Cafer-i Sadık hazretleri “rahmetullahi aleyh”:
“Sen herhalde, Eshâb-ı kiramın “aleyhimürrıdvân” sade ve fakirane durumunu düşünüyor ve bütün müslümanların kıyamete kadar daima fakir olarak yaşamalarını bir vazife olarak düşünüyorsun. Fakat Resulullah (sallallahü aleyhi ve sellem) Efendimiz buyurdular ki:
-Eshâbım için fakirlik seadetdir, âhir zamandaki ümmetim için ise zenginlik seadetdir.

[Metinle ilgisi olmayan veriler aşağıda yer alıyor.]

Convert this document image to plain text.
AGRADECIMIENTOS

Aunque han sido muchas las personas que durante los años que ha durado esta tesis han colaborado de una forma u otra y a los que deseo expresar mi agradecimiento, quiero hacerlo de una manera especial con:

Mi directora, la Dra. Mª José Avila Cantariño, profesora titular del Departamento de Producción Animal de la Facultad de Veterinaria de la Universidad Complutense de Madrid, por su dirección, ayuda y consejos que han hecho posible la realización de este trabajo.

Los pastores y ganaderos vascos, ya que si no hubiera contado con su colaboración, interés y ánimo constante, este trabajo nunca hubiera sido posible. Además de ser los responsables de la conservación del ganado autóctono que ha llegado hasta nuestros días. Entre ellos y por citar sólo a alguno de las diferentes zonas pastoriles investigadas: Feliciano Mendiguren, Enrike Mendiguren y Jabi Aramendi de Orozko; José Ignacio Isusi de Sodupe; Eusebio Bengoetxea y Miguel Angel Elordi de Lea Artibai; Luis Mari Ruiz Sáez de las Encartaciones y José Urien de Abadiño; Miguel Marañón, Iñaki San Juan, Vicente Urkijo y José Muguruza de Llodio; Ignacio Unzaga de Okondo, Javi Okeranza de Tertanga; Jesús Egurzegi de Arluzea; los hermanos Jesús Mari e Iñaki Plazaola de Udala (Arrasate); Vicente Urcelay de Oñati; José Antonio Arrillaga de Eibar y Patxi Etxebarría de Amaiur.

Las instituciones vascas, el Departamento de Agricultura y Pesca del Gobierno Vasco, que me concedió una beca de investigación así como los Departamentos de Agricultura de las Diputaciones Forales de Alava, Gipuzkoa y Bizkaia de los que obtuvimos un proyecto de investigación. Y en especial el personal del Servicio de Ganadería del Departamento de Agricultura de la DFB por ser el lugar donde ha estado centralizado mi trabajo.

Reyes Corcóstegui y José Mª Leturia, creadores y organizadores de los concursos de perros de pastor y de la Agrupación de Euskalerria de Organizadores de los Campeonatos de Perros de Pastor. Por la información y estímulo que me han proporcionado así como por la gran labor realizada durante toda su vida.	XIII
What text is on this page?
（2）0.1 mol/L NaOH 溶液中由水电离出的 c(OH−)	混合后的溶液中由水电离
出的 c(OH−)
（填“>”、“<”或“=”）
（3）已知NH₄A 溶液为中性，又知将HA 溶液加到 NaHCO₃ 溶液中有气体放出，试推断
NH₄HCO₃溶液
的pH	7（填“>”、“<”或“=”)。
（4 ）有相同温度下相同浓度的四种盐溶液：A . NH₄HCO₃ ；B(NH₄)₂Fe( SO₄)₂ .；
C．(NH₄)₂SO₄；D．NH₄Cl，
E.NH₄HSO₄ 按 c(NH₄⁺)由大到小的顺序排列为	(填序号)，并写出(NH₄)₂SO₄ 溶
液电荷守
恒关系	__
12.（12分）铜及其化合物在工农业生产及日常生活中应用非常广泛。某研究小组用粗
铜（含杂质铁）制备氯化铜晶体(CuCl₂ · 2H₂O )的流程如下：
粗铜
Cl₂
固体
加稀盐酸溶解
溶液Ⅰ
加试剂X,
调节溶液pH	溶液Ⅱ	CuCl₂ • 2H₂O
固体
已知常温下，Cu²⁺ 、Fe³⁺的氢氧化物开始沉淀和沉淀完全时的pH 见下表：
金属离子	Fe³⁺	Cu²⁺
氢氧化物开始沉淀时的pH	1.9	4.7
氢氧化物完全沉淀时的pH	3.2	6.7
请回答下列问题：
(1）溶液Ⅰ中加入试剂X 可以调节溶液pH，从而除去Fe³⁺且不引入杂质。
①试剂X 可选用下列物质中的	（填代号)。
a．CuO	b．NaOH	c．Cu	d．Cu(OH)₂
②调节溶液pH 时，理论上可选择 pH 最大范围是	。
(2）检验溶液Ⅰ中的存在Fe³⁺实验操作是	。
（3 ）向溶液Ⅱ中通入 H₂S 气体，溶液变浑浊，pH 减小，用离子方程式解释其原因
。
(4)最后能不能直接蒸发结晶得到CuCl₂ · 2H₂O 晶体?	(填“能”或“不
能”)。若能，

“İşte bu devirde, dünya nimetlerinden faydalanma hakkı, en çok iyi ve salih kişilere aittir, kötülere değil. Müslümanlara aittir, kâfirlere değil. Allah’a yemin ederim ki, nimetlerden faydalandığımı gördüğün gibi, malımda başka kimselerin hakkı olursa, onu nasıl ödemem gerekir düşüncesiyle geçmeyen bir gece veya gündüzüm olmamıştır”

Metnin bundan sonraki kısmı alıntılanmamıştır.